Pertumbuhan yang wajar
Melesetnya kinerja
ekonomi ini menimbulkan rasa kecewa di berbagai level pemerintahan. Para
penentu kebijakan lantas dituntut berpikir lebih keras lagi dan memberikan
ide-ide "gebrakan" untuk mendongkrak perekonomian.
Reaksi seperti ini
cukup beralasan. Setiap tahun, jumlah orang Indonesia yang masuk angkatan
kerja bisa mencapai 2-3 juta orang. Lemahnya pertumbuhan ekonomi memengaruhi
penciptaan lapangan kerja di sektor formal (usaha-usaha berizin yang memiliki
pekerja tetap). Dan, akhirnya berpotensi menyundul tingkat pengangguran.
Meski demikian, ada
baiknya juga kita memahami kondisi perekonomian dunia yang sedang lemah,
serta risikonya bila kebijakan dalam negeri dipaksakan mengejar target-target
jangka pendek. Ada beberapa hal yang perlu diingat untuk menjangkau
ekspektasi kita terhadap kinerja ekonomi Indonesia.
Pertama, Indonesia
masih menghadapi penyusutan ekspor komoditas mentah. Dari Januari-April 2016,
ekspor komoditas, seperti batubara, minyak sawit, dan karet menyusut sebesar
15-30 persen dibandingkan tahun sebelumnya. Untuk keseluruhan tahun ini,
jumlah devisa yang hilang dari komoditas tersebut bisa mencapai 7 miliar
dollar AS, atau setara dengan Rp 95 triliun.

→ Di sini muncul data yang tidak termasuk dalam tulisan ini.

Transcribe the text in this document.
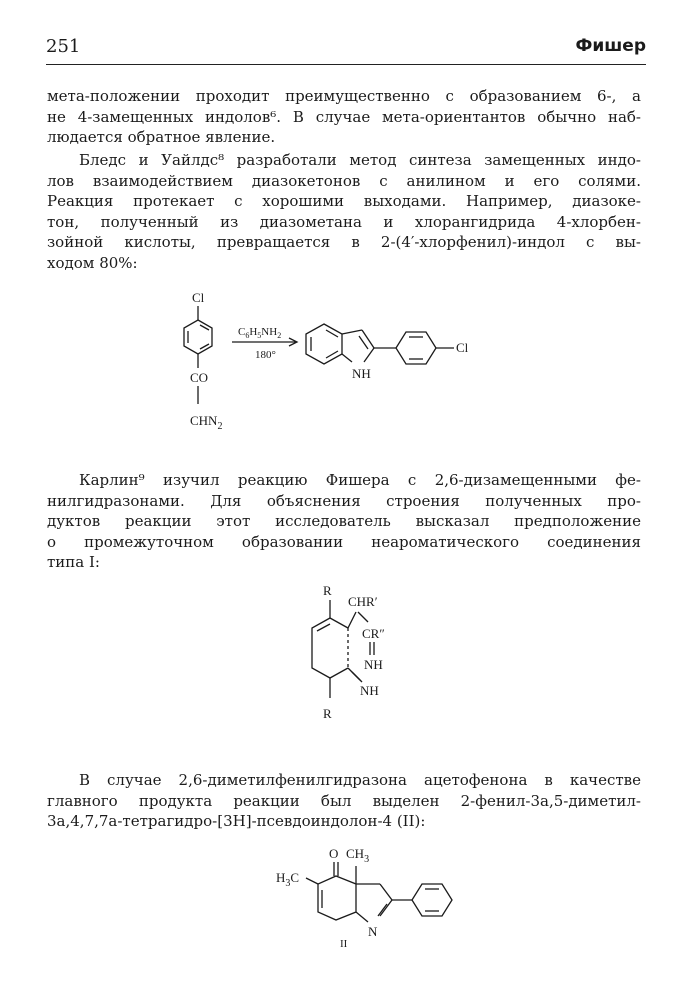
251	Фишер

мета-положении проходит преимущественно с образованием 6-, а
не 4-замещенных индолов⁶. В случае мета-ориентантов обычно наб-
людается обратное явление.

Бледс и Уайлдс⁸ разработали метод синтеза замещенных индо-
лов взаимодействием диазокетонов с анилином и его солями.
Реакция протекает с хорошими выходами. Например, диазоке-
тон, полученный из диазометана и хлорангидрида 4-хлорбен-
зойной кислоты, превращается в 2-(4′-хлорфенил)-индол с вы-
ходом 80%:

Карлин⁹ изучил реакцию Фишера с 2,6-дизамещенными фе-
нилгидразонами. Для объяснения строения полученных про-
дуктов реакции этот исследователь высказал предположение
о промежуточном образовании неароматического соединения
типа I:

В случае 2,6-диметилфенилгидразона ацетофенона в качестве
главного продукта реакции был выделен 2-фенил-3а,5-диметил-
3а,4,7,7а-тетрагидро-[3Н]-псевдоиндолон-4 (II):

Cl
CO
$CHN_2$
$C_6H_5NH_2$
180°
NH
Cl
R
R
NH
CHR′
CR″
NH
O $CH_3$
$H_3C$
N
II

Ini merupakan kehilangan
pendapatan yang menjalar bagaikan virus kepada sektor-sektor penopangnya,
seperti industri penyedia alat berat, jasa angkutan, dan perbankan.
Kedua, walaupun
alokasi APBN untuk subsidi energi sudah dialihkan ke infrastruktur sejak
2014, belanja pemerintah belum menunjukkan kenaikan yang berarti. Ini akibat
merosotnya penerimaan sumber daya alam serta pajak perdagangan. Bahkan, tahun
lalu, belanja pemerintah (di luar beban bunga utang) tidak mengalami kenaikan
sama sekali dibandingkan 2014. Baru tahun ini mulai ada peningkatan, yakni
per Mei sekitar Rp 67 triliun dibandingkan tahun sebelumnya. Itu pun dibiayai
dari tambahan utang, sehingga perlu hati-hati agar tidak menembus batasan
defisit APBN.
Ketiga, banyak sektor
yang masih kelebihan kapasitas produksi. Jangan lupa bahwa Indonesia menerima
puncak arus penanaman modal asing pada 2011-2013. Pada periode tersebut
dibangun pabrik-pabrik baru yang menaikkan kapasitas berbagai industri, mulai
dari makanan dan minuman, besi, hingga otomotif, dan mesin-mesin.
Kemudian, memasuki
2014, ekspor turun, rupiah melemah, dan pertumbuhan penjualan di berbagai sektor
mulai merosot. Omzet perusahaan-perusahaan Tbk (terbuka) melemah dari
sebelumnya tumbuh rata-rata 10-15 persen per tahun, sekarang menjadi 0-5
persen. Akibatnya, apabila dulu kapasitas 30 persen bisa terpakai penuh dalam
2-3 tahun, sekarang bisa butuh dua kali lebih lama.
Ada baiknya kita
bertanya kembali, pertumbuhan ekonomi macam apa yang ideal bagi Indonesia?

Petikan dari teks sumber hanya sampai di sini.